「咳やくしゃみをしたときに尿が漏れる」
「重い物を持ち上げたときに、少し尿が漏れてしまう」
このような症状を腹圧性尿失禁といいます。
腹圧性尿失禁とは、お腹に力が入ったタイミングで尿が漏てしまう状態です。
日本排尿機能学会の調査では、30代女性の約25%に腹圧性尿失禁の症状があり、年齢と共に増えていきます。
今回は、30代以降の女性に腹圧性尿失禁が起こりやすい主な理由を2つご紹介します。
1つ目は妊娠・出産です。
妊娠中からリラキシンというホルモンが出て、骨盤周囲の筋肉を緩ませます。また、大きく重たくなる子宮によって、骨盤底筋に負担がかかります。
骨盤底筋とは、膀胱・子宮・直腸などを下から支えている筋肉の集まりです。
リラキシンは筋肉を緩ませて、赤ちゃんが産道から出てくる作用があり、妊娠中から産後3〜6カ月まで分泌されています。

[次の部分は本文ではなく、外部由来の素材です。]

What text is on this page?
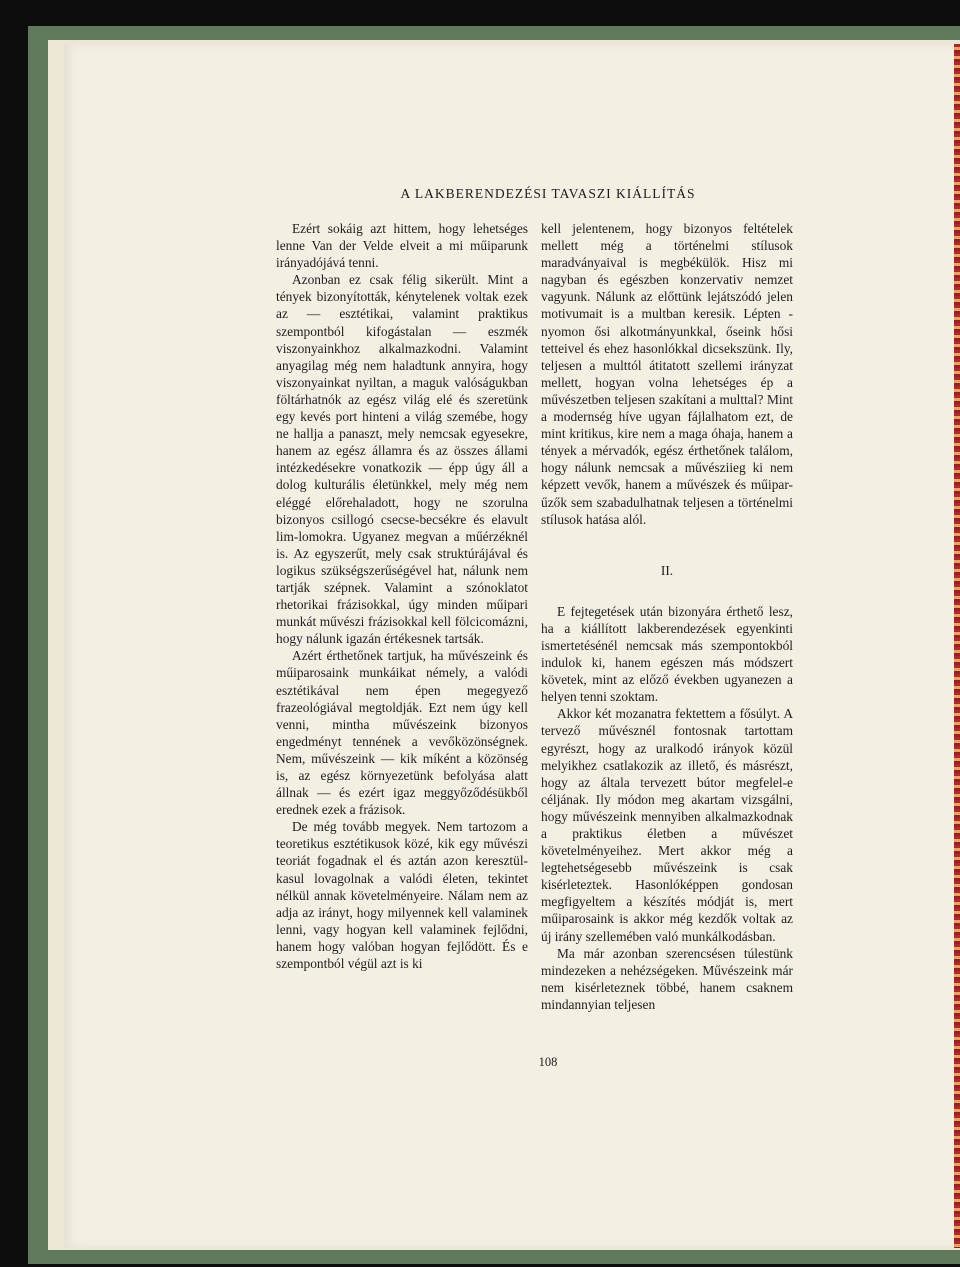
A LAKBERENDEZÉSI TAVASZI KIÁLLÍTÁS

Ezért sokáig azt hittem, hogy lehetséges lenne Van der Velde elveit a mi műiparunk irányadójává tenni.

Azonban ez csak félig sikerült. Mint a tények bizonyították, kénytelenek voltak ezek az — esztétikai, valamint praktikus szempontból kifogástalan — eszmék viszonyainkhoz alkalmazkodni. Valamint anyagilag még nem haladtunk annyira, hogy viszonyainkat nyiltan, a maguk valóságukban föltárhatnók az egész világ elé és szeretünk egy kevés port hinteni a világ szemébe, hogy ne hallja a panaszt, mely nemcsak egyesekre, hanem az egész államra és az összes állami intézkedésekre vonatkozik — épp úgy áll a dolog kulturális életünkkel, mely még nem eléggé előrehaladott, hogy ne szorulna bizonyos csillogó csecse-becsékre és elavult lim-lomokra. Ugyanez megvan a műérzéknél is. Az egyszerűt, mely csak struktúrájával és logikus szükségszerűségével hat, nálunk nem tartják szépnek. Valamint a szónoklatot rhetorikai frázisokkal, úgy minden műipari munkát művészi frázisokkal kell fölcicomázni, hogy nálunk igazán értékesnek tartsák.

Azért érthetőnek tartjuk, ha művészeink és műiparosaink munkáikat némely, a valódi esztétikával nem épen megegyező frazeológiával megtoldják. Ezt nem úgy kell venni, mintha művészeink bizonyos engedményt tennének a vevőközönségnek. Nem, művészeink — kik míként a közönség is, az egész környezetünk befolyása alatt állnak — és ezért igaz meggyőződésükből erednek ezek a frázisok.

De még tovább megyek. Nem tartozom a teoretikus esztétikusok közé, kik egy művészi teoriát fogadnak el és aztán azon keresztül-kasul lovagolnak a valódi életen, tekintet nélkül annak követelményeire. Nálam nem az adja az irányt, hogy milyennek kell valaminek lenni, vagy hogyan kell valaminek fejlődni, hanem hogy valóban hogyan fejlődött. És e szempontból végül azt is ki

kell jelentenem, hogy bizonyos feltételek mellett még a történelmi stílusok maradványaival is megbékülök. Hisz mi nagyban és egészben konzervativ nemzet vagyunk. Nálunk az előttünk lejátszódó jelen motivumait is a multban keresik. Lépten - nyomon ősi alkotmányunkkal, őseink hősi tetteivel és ehez hasonlókkal dicsekszünk. Ily, teljesen a multtól átitatott szellemi irányzat mellett, hogyan volna lehetséges ép a művészetben teljesen szakítani a multtal? Mint a modernség híve ugyan fájlalhatom ezt, de mint kritikus, kire nem a maga óhaja, hanem a tények a mérvadók, egész érthetőnek találom, hogy nálunk nemcsak a művésziieg ki nem képzett vevők, hanem a művészek és műipar-űzők sem szabadulhatnak teljesen a történelmi stílusok hatása alól.

II.

E fejtegetések után bizonyára érthető lesz, ha a kiállított lakberendezések egyenkinti ismertetésénél nemcsak más szempontokból indulok ki, hanem egészen más módszert követek, mint az előző években ugyanezen a helyen tenni szoktam.

Akkor két mozanatra fektettem a fősúlyt. A tervező művésznél fontosnak tartottam egyrészt, hogy az uralkodó irányok közül melyikhez csatlakozik az illető, és másrészt, hogy az általa tervezett bútor megfelel-e céljának. Ily módon meg akartam vizsgálni, hogy művészeink mennyiben alkalmazkodnak a praktikus életben a művészet követelményeihez. Mert akkor még a legtehetségesebb művészeink is csak kisérleteztek. Hasonlóképpen gondosan megfigyeltem a készítés módját is, mert műiparosaink is akkor még kezdők voltak az új irány szellemében való munkálkodásban.

Ma már azonban szerencsésen túlestünk mindezeken a nehézségeken. Művészeink már nem kisérleteznek többé, hanem csaknem mindannyian teljesen

108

ある研究では、産後1年以内の女性の約30%に尿失禁の症状があると報告されています。自然に治ることもあり、その後症状がなかった人も、40代以降になると筋肉量の低下で、再び症状が出やすくなります。
2つ目は閉経に向けたホルモンの変化です。
閉経に向けて30代後半からエストロゲンが少しずつ減少し始め、閉経前後5年で大きく減少します。エストロゲンには多くの作用があり、その中に肌や粘膜の潤いを保ったり、筋肉維持を助ける作用があります。そのため、エストロゲンが減少すると、骨盤底筋の働きが弱くなり、腹圧性尿失禁の症状が出やすくなります。
けれども「仕方ない」と諦めるのは、まだ早いです。
骨盤底筋体操により、症状が改善したり、予防したりすることができます。
骨盤底筋は、膣や尿道・肛門をしめる役割を担っています。この筋肉を意識しながら、毎日体操を実践することで約1ヶ月程で、効果が現れやすいです。個人差はありますが、正しいやり方で継続することが大切です。

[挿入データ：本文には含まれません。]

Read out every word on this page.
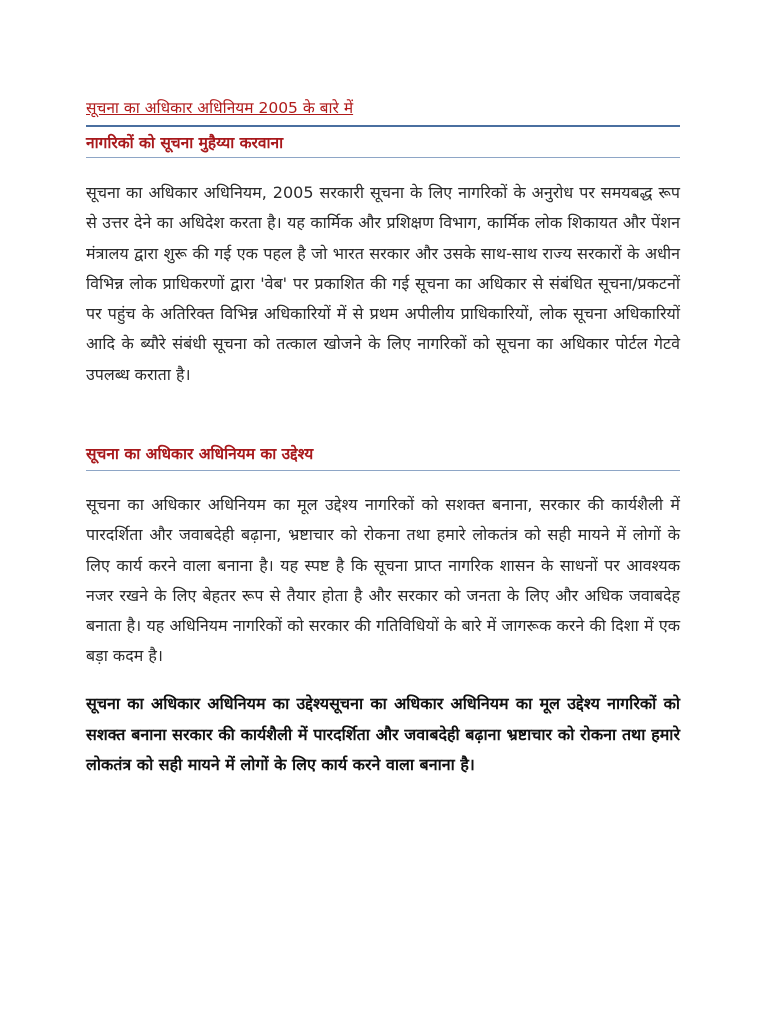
सूचना का अधिकार अधिनियम 2005 के बारे में
नागरिकों को सूचना मुहैय्या करवाना

सूचना का अधिकार अधिनियम, 2005 सरकारी सूचना के लिए नागरिकों के अनुरोध पर समयबद्ध रूप से उत्तर देने का अधिदेश करता है। यह कार्मिक और प्रशिक्षण विभाग, कार्मिक लोक शिकायत और पेंशन मंत्रालय द्वारा शुरू की गई एक पहल है जो भारत सरकार और उसके साथ-साथ राज्य सरकारों के अधीन विभिन्न लोक प्राधिकरणों द्वारा 'वेब' पर प्रकाशित की गई सूचना का अधिकार से संबंधित सूचना/प्रकटनों पर पहुंच के अतिरिक्त विभिन्न अधिकारियों में से प्रथम अपीलीय प्राधिकारियों, लोक सूचना अधिकारियों आदि के ब्यौरे संबंधी सूचना को तत्काल खोजने के लिए नागरिकों को सूचना का अधिकार पोर्टल गेटवे उपलब्ध कराता है।

सूचना का अधिकार अधिनियम का उद्देश्य

सूचना का अधिकार अधिनियम का मूल उद्देश्य नागरिकों को सशक्त बनाना, सरकार की कार्यशैली में पारदर्शिता और जवाबदेही बढ़ाना, भ्रष्टाचार को रोकना तथा हमारे लोकतंत्र को सही मायने में लोगों के लिए कार्य करने वाला बनाना है। यह स्पष्ट है कि सूचना प्राप्त नागरिक शासन के साधनों पर आवश्यक नजर रखने के लिए बेहतर रूप से तैयार होता है और सरकार को जनता के लिए और अधिक जवाबदेह बनाता है। यह अधिनियम नागरिकों को सरकार की गतिविधियों के बारे में जागरूक करने की दिशा में एक बड़ा कदम है।

सूचना का अधिकार अधिनियम का उद्देश्यसूचना का अधिकार अधिनियम का मूल उद्देश्य नागरिकों को सशक्त बनाना सरकार की कार्यशैली में पारदर्शिता और जवाबदेही बढ़ाना भ्रष्टाचार को रोकना तथा हमारे लोकतंत्र को सही मायने में लोगों के लिए कार्य करने वाला बनाना है।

やってみると難しかったり、正しく出来ているのか不安に感じたりする場合は、当院の助産師までご相談ください。
やり方
仰向け姿勢 基本編
1.平らな場所で仰向けに寝て、両膝を立て、足を肩幅程度に開きます。
2.お臍の下に手を当てて、息を吐きながら、5秒かけて膣や肛門を引き上げるイメージで締めます。
3.息を吸いながらゆっくりと力を抜きます。
1~3で1セット×10回を1日3回行います。